No começo, Diana permaneceu calma. Estava sentada em silêncio, as mãos juntas sobre o colo, os olhos baixos fixos no chão, tentando entender o que exatamente Stone quis dizer.
Claro… ela rezava todos os dias para que a filha estivesse bem. Toda manhã. Toda noite. Era sempre o mesmo pedido. Era nisso que ela se agarrava. Era a esperança que a mantinha viva até agora.
Mas a verdadeira pergunta nunca foi se Isla estava segura, a verdadeira pergunta era: onde ela estava.
As palavras de Stone soavam como fé. Como esperança. Como alguém dizendo pra ela continuar acreditando. E por isso, ela apenas assentiu devagar, mesmo sem realmente entender.
Seus olhos continuaram baixos.
Stone a observava com atenção. Ele sentia o peso da dor dela no ambiente. Era denso… sufocante. Ele sabia que ela não tinha compreendido o que ele queria dizer. E, sendo sincero, não a culpava. Quem conseguiria pensar com clareza depois de perder um filho?
Algo apertou dentro do peito dele.
Diana Ainsworth sempre foi uma mulher forte… mas agora estava destruída. E Stone sentia isso. Respeitava aquela dor. Respeitava a força dela. E queria contar a verdade de um jeito que não a despedaçasse ainda mais.
— Dona Diana… — começou ele, com cuidado — eu sei que talvez a senhora não queira acreditar em mim—
Ele parou abruptamente quando outra voz atravessou a sala.
— Querida, cheguei.
A voz de Charles ecoou pelo ambiente.
Stone se virou no mesmo instante em que Charles entrou. Assim que viu Stone, ele congelou.
Hoje em dia, qualquer visita da família Wyndham nunca significava coisa boa.
Mas depois de um breve instante, Charles se recompôs. Fosse o que fosse… ele enfrentaria.
— Stone… — Disse ele, forçando um leve sorriso enquanto se aproximava.
— Não esperava te ver aqui.
Stone se levantou imediatamente e apertou a mão dele com respeito.
— Como o senhor está, senhor Ainsworth?
— Estou bem… — Respondeu Charles, olhando de relance para Diana.
— Bem na medida do possível, considerando tudo. A Diana ainda está tentando lidar com o desaparecimento repentino da nossa filha.
— Eu entendo… — Respondeu Stone, com suavidade.
— E dá pra ver o quanto isso pesa nela.
— Por favor, sente-se. — Disse Charles, fazendo um gesto.
Stone voltou a se sentar, agora de frente para eles.
Por um tempo, conversaram sobre coisas leves. Assuntos seguros. Qualquer coisa que evitasse a dor real que dominava o ambiente. Uma empregada entrou em silêncio e deixou alguns lanches e bebidas sobre a mesa de vidro.

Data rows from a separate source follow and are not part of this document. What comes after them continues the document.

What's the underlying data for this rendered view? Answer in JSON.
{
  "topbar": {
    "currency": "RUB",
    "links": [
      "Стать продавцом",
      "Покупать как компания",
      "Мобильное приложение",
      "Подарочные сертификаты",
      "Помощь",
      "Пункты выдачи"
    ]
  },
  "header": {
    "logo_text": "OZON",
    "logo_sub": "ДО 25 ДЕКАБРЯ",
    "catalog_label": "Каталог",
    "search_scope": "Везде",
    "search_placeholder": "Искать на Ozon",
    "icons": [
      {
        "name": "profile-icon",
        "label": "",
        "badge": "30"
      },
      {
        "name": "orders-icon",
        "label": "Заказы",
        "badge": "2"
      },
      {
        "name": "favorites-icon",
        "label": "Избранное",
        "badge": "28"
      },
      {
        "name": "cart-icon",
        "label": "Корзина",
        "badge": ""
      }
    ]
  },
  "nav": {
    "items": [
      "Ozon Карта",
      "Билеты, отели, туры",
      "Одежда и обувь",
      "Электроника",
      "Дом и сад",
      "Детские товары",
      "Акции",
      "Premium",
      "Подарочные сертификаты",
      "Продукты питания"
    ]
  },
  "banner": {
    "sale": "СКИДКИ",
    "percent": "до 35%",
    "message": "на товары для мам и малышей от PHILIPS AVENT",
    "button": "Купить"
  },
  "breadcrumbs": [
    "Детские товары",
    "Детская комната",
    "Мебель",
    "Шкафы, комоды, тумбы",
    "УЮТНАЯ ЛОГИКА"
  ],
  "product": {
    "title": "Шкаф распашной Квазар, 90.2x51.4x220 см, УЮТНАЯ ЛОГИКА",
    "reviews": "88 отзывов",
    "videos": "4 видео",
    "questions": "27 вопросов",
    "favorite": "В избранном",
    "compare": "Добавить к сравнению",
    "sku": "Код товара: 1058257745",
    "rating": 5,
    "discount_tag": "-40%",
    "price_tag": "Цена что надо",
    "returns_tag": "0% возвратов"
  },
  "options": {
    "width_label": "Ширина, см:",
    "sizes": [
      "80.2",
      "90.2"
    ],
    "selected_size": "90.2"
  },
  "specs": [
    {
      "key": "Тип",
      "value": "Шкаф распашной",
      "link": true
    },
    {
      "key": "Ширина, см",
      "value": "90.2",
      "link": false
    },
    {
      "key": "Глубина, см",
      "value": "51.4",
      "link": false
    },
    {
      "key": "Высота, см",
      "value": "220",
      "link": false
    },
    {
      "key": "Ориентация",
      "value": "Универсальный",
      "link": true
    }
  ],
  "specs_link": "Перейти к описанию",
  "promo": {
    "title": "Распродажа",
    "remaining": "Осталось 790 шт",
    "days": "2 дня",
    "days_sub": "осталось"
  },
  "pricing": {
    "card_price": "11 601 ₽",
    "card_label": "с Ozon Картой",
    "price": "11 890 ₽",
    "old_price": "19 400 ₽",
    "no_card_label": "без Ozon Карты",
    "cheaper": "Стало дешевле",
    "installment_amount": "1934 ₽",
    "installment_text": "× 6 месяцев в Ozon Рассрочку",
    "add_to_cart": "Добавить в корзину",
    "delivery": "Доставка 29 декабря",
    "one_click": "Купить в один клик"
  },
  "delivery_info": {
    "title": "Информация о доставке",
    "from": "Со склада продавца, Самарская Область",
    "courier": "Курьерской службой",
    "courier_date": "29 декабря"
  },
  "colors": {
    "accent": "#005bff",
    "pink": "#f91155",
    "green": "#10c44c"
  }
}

Charles perguntou sobre a família Wyndham. Sobre a empresa. Sobre como estavam lidando com tudo aquilo.
Mas antes que Stone pudesse responder, Diana explodiu.
— Pra que fazer perguntas idiotas se você já sabe a resposta? — Disparou ela contra o marido.
Charles ficou sem reação. Abriu a boca… mas não conseguiu dizer nada.
E Diana não parou.
A dor de uma mãe que perdeu a filha transbordou de vez.
— Eles já seguiram em frente, e você sabe disso! — Gritou.
— Nem esperaram o Gabriel se recompor! O império deles vale mais que a minha filha! Mais do que o Gabriel!
Stone permaneceu em silêncio.
— Eles não só escolheram outro líder — continuou ela, amarga — você acredita que a mesma mulher que torturou minha filha agora vai se casar com o irmão do Gabriel? O Carl!
Charles suspirou fundo.
Ele também sabia de tudo isso. Mas, diferente de Diana, ele conseguia enxergar algo que ela, naquele estado, não conseguia.
O império Wyndham era gigantesco. Projetos de bilhões. Investidores. Funcionários dependendo de decisões todos os dias.
O mundo não ia parar porque Isla desapareceu.